Buki presented several recommendations for the Assembly to consider as it moves forward. His first recommendation, of course, was adopting his Housing Action Plan. He also recommended that the city grow its housing trust fund, hire a housing director and update its zoning regulations.

Buki’s Housing Action Plan will go to the Planning Commission next before it ultimately returns to the Assembly for consideration.


Juneau Ocean Center and Seawalk

The proposed Ocean Interpretation Center has a new name, according to Bob Janes who pitched the center to the Assembly Monday. It will now be called the Juneau Ocean Center, if it comes to fruition.

Janes said the name change was born of strategy; it includes the city’s name now and will help with fundraising, he said. Along with Linda Nicklin and Paul Voelckers, who designed the proposed center, Janes stressed the importance of location when thinking about how to move forward with the whale sculpture and the Downtown Seawalk bid, which was cancelled after bids came in much higher than anticipated.

“I’ve walked the site in the rain.
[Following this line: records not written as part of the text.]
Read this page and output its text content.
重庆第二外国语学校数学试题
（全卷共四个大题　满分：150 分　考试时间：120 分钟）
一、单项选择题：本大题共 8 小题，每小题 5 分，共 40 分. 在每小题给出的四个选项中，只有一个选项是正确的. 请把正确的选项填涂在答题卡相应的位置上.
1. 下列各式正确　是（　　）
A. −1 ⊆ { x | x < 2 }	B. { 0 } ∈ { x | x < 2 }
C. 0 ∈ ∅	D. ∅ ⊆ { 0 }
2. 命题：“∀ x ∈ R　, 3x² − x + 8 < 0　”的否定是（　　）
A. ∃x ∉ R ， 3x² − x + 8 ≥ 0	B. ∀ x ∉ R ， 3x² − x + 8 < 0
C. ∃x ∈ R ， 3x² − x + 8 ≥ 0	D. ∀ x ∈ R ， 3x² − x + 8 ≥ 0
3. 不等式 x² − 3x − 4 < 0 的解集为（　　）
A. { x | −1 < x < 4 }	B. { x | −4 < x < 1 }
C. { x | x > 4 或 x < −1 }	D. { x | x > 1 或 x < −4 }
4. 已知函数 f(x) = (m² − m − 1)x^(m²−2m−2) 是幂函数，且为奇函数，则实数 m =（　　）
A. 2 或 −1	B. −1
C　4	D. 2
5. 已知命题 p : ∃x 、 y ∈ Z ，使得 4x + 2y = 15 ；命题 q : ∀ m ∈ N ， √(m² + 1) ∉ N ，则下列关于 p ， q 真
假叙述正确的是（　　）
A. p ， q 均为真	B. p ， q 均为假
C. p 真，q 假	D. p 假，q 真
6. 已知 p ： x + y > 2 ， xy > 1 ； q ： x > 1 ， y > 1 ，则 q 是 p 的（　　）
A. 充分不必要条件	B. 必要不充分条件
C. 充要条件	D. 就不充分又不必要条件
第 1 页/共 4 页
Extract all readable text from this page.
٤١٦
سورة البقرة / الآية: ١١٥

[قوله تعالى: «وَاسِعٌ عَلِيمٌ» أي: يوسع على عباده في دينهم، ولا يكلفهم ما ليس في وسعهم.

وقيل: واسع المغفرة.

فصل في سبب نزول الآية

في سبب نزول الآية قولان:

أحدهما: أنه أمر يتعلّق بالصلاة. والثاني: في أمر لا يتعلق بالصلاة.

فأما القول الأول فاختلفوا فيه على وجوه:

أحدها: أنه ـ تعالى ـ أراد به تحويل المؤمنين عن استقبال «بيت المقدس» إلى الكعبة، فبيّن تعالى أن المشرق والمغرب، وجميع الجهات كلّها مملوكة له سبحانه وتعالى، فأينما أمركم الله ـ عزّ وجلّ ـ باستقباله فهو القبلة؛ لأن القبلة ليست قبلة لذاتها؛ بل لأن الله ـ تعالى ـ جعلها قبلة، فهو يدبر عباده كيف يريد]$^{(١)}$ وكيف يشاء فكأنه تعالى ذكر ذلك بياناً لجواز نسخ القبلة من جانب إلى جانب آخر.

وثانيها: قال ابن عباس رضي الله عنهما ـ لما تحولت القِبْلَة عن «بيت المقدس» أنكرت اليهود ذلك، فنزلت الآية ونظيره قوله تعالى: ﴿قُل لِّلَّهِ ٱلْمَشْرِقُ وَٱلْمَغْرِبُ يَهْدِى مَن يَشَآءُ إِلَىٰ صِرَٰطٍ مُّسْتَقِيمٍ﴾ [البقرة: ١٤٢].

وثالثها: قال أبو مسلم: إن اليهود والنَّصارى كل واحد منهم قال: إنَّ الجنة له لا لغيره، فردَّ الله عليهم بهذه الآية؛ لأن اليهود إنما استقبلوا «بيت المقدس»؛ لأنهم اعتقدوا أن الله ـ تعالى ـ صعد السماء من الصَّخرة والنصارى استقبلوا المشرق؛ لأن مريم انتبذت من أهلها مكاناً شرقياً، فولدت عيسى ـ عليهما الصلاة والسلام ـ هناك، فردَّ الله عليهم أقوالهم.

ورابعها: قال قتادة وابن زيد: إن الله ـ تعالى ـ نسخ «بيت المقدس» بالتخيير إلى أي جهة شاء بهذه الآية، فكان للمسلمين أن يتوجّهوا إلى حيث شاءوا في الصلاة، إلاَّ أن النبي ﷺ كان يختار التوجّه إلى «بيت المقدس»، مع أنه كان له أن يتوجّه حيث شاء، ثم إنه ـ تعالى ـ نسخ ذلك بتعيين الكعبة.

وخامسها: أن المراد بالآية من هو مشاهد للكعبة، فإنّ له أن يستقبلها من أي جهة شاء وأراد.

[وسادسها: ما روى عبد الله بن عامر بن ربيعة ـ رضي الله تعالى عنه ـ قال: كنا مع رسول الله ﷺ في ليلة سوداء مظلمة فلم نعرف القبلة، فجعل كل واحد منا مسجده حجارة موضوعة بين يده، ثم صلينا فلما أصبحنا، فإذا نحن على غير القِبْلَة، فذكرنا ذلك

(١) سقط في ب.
I’ve walked it in the sun. I’ve walked it in the wind,” Janes responded when asked why his center couldn’t simply be placed in Bridge Park where the whale is planned to go. “As restaurateurs and businessmen will tell you, it’s all about location, location, location. And that is not the location to put in that kind of center.”

Janes also asked the Assembly to consider placing the whale in a temporary location instead of going ahead with placing it in Bridge Park. Placing it in a temporary location would cost between $50,000 and $60,000, Janes said.

The Assembly didn’t act on Janes’ proposal.

As far as the seawalk is concerned, the city will likely be splitting the project into three phases, Engineering Director Rorie Watt told the Assembly after Janes’ presentation. This is a response to bidder concerns about the different types of work requested in the original bid and the timeframe for completion.

“I think the main message is that we were asking for an unusual package of construction that our contractors don’t usually bid,” Watt said.

Under the new phase program, the first phase will take care of all of the earth moving. This will include creating the island that will be part of the seawalk and preparing the land at Bridge Park for the whale. The second phase will take care of the seawalk and the final phase will handle plantings and other finishing touches.

“That sculpture is coming, and it needs to go somewhere late next spring,” Watt said. And he assured Assembly members that preparing a place for the whale will be a priority.

The construction cost of the seawalk should remain unchanged despite the altering of the bid, Watt said.